А пока он восстанавливал справедливость, пытаясь отнять у собаки Манюни ее не верой и не правдой заработанную медаль. В кармане его кожаных штанов лежали кнут, колбаса и снотворные таблетки. Вечер выдался тоскливым и туманным. Свет редких фонарей в парке, где обычно выгуливала свою доберманшу Алевтина, рассеивался, не успев упасть на асфальт дорожек. Чавкающие лужи после прошлого дождя с радостью принимали каблучки и тонкие подошвы сапожек и ботинок. «Вот зараза!» – выругался Забелкин, очутившись в одной из них по самую щиколотку. Но отступать не стал. Он намеревался с помощью заранее порезанной на кружочки «Докторской» колбасы поймать Маньку и снять с нее незаслуженную награду. То, что Алевтина гуляет с собакой в любую погоду поздним вечером, он знал. Знал и места их каждодневных прогулок.
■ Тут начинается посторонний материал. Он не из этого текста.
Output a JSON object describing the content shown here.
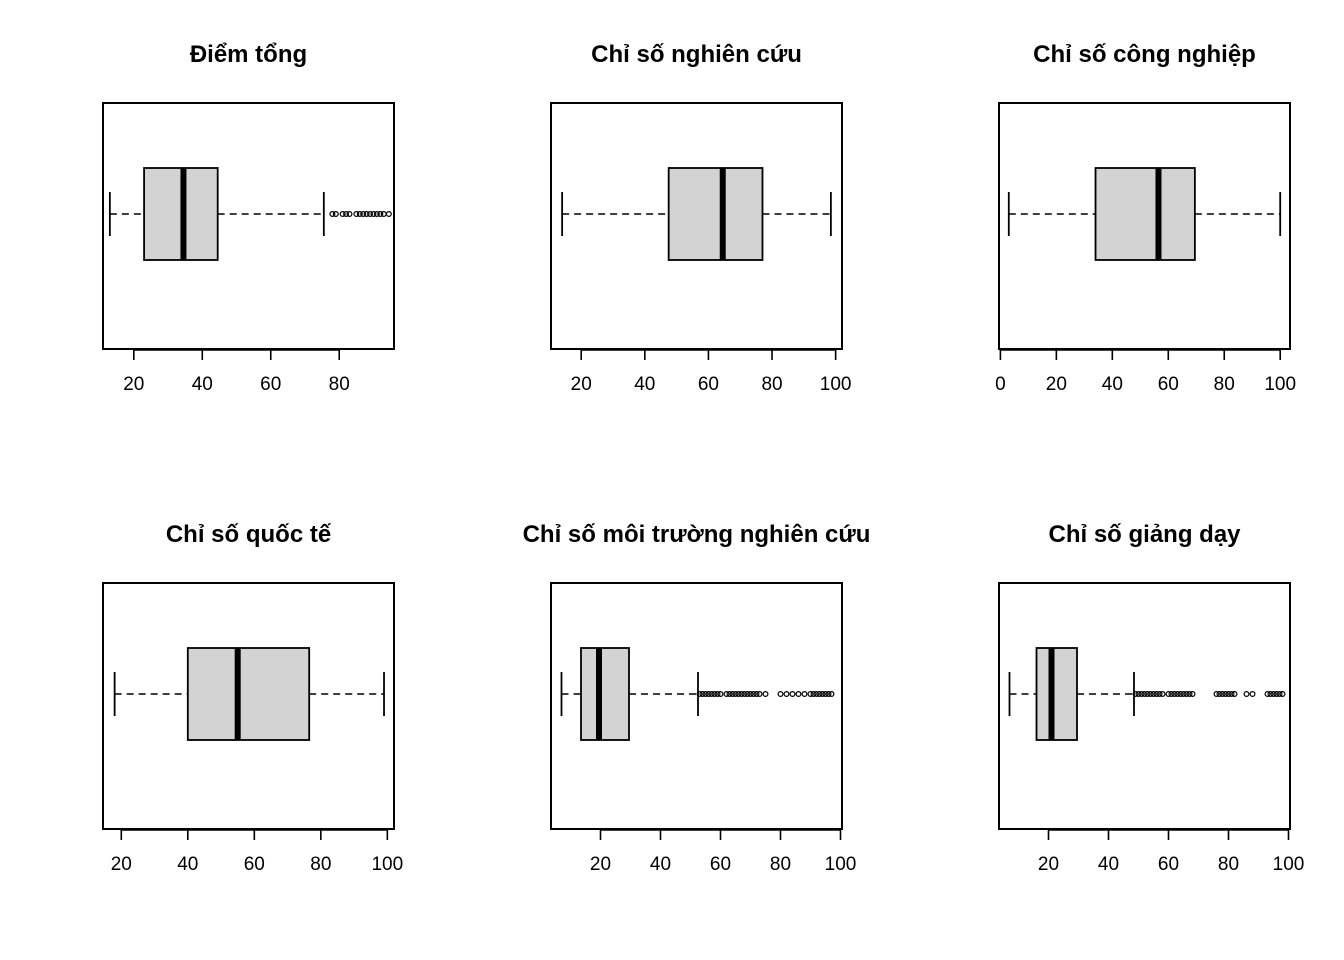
{
  "chart_data": [
    {
      "type": "boxplot",
      "title": "Điểm tổng",
      "orientation": "horizontal",
      "xlim": [
        11,
        96
      ],
      "ticks": [
        20,
        40,
        60,
        80
      ],
      "tick_labels": [
        "20",
        "40",
        "60",
        "80"
      ],
      "whisker_low": 13,
      "q1": 23,
      "median": 34.5,
      "q3": 44.5,
      "whisker_high": 75.5,
      "outliers": [
        78,
        79,
        81,
        82,
        83,
        85,
        86,
        87,
        88,
        89,
        90,
        91,
        92,
        93,
        94.5
      ]
    },
    {
      "type": "boxplot",
      "title": "Chỉ số nghiên cứu",
      "orientation": "horizontal",
      "xlim": [
        10.5,
        102
      ],
      "ticks": [
        20,
        40,
        60,
        80,
        100
      ],
      "tick_labels": [
        "20",
        "40",
        "60",
        "80",
        "100"
      ],
      "whisker_low": 14,
      "q1": 47.5,
      "median": 64.5,
      "q3": 77,
      "whisker_high": 98.5,
      "outliers": []
    },
    {
      "type": "boxplot",
      "title": "Chỉ số công nghiệp",
      "orientation": "horizontal",
      "xlim": [
        -0.5,
        103.5
      ],
      "ticks": [
        0,
        20,
        40,
        60,
        80,
        100
      ],
      "tick_labels": [
        "0",
        "20",
        "40",
        "60",
        "80",
        "100"
      ],
      "whisker_low": 3,
      "q1": 34,
      "median": 56.5,
      "q3": 69.5,
      "whisker_high": 100,
      "outliers": []
    },
    {
      "type": "boxplot",
      "title": "Chỉ số quốc tế",
      "orientation": "horizontal",
      "xlim": [
        14.5,
        102
      ],
      "ticks": [
        20,
        40,
        60,
        80,
        100
      ],
      "tick_labels": [
        "20",
        "40",
        "60",
        "80",
        "100"
      ],
      "whisker_low": 18,
      "q1": 40,
      "median": 55,
      "q3": 76.5,
      "whisker_high": 99,
      "outliers": []
    },
    {
      "type": "boxplot",
      "title": "Chỉ số môi trường nghiên cứu",
      "orientation": "horizontal",
      "xlim": [
        3.5,
        100.5
      ],
      "ticks": [
        20,
        40,
        60,
        80,
        100
      ],
      "tick_labels": [
        "20",
        "40",
        "60",
        "80",
        "100"
      ],
      "whisker_low": 7,
      "q1": 13.5,
      "median": 19.5,
      "q3": 29.5,
      "whisker_high": 52.5,
      "outliers": [
        53,
        54,
        55,
        56,
        57,
        58,
        59,
        60,
        62,
        63,
        64,
        65,
        66,
        67,
        68,
        69,
        70,
        71,
        72,
        73,
        75,
        80,
        82,
        84,
        86,
        88,
        90,
        91,
        92,
        93,
        94,
        95,
        96,
        97
      ]
    },
    {
      "type": "boxplot",
      "title": "Chỉ số giảng dạy",
      "orientation": "horizontal",
      "xlim": [
        3.5,
        100.5
      ],
      "ticks": [
        20,
        40,
        60,
        80,
        100
      ],
      "tick_labels": [
        "20",
        "40",
        "60",
        "80",
        "100"
      ],
      "whisker_low": 7,
      "q1": 16,
      "median": 21,
      "q3": 29.5,
      "whisker_high": 48.5,
      "outliers": [
        49,
        50,
        51,
        52,
        53,
        54,
        55,
        56,
        57,
        58,
        60,
        61,
        62,
        63,
        64,
        65,
        66,
        67,
        68,
        76,
        77,
        78,
        79,
        80,
        81,
        82,
        86,
        88,
        93,
        94,
        95,
        96,
        97,
        98
      ]
    }
  ]
}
В одном таком он и затаился. Мокрая нога мерзла и чесалась, кожа покрылась гусиным налетом, когда наконец-то у кустов, где притаился Забелкин, показался знакомый доберман. На стоящую поодаль лавочку уселась Алевтина или кто-то очень на нее похожий. Забелкину было все равно, кто выгуливает ее собаку – поскольку часто за определенное вознаграждение это делала Алевтинина соседка. Забелкин знал доберманшу – ее наглую морду он узнал бы из тысячи подобных. И сейчас она бесцеремонно нюхала его нос. Он полез в карман и достал оттуда кусок колбасы. Забелкин ни секунды не сомневался, что глупое животное не устоит перед такой аппетитной подачкой. Собака раскрыла пасть и сожрала колбасу одним махом. Забелкин хитро улыбнулся, достал второй кусок и принялся втыкать в него таблетки с сильнодействующим снотворным. «Как только эта тварь нажрется, она сразу отрубится», – думал Забелкин, глядя, как доберманша уплетает колбасу с лекарством. Когда колбаса закончилась, он радостно потер руки и приготовился ждать. Сейчас, сейчас. Собака, как ему показалось, приготовилась спать. Он протянул руки к ошейнику и обнаружил, что его нет на собачьей шее! В это время в его протянутые руки доберманша отрыгнула все таблетки. После этого, поняв, что колбасы больше не будет, она принялась лаять на Забелкина как оглашенная. Первым порывом Забелкина было спасительное бегство. Но пути к отступлению отрезала сидевшая спокойно на лавочке до собачьего лая фигура. Она пошла прямо на Забелкина и со словами «Уси-пуси, моя Муся!» попыталась надеть на него ошейник.
Когда Забелкин разглядел, что это была не Алевтина и не ее соседка, а какой-то незнакомый подслеповатый пенсионер, было поздно. Пенсионер сжал худыми коленками его голову, шлепнул по торчащей заднице (видимо, он всегда так поступал со своей собакой, когда та отказывалась добровольно надевать собачьи принадлежности) и принялся застегивать на шее кожаный ремешок, на котором, как успел заметить Забелкин, не было ни одной медальки! Чтобы не выдать своего инкогнито, Забелкин громко залаял и попытался вырваться.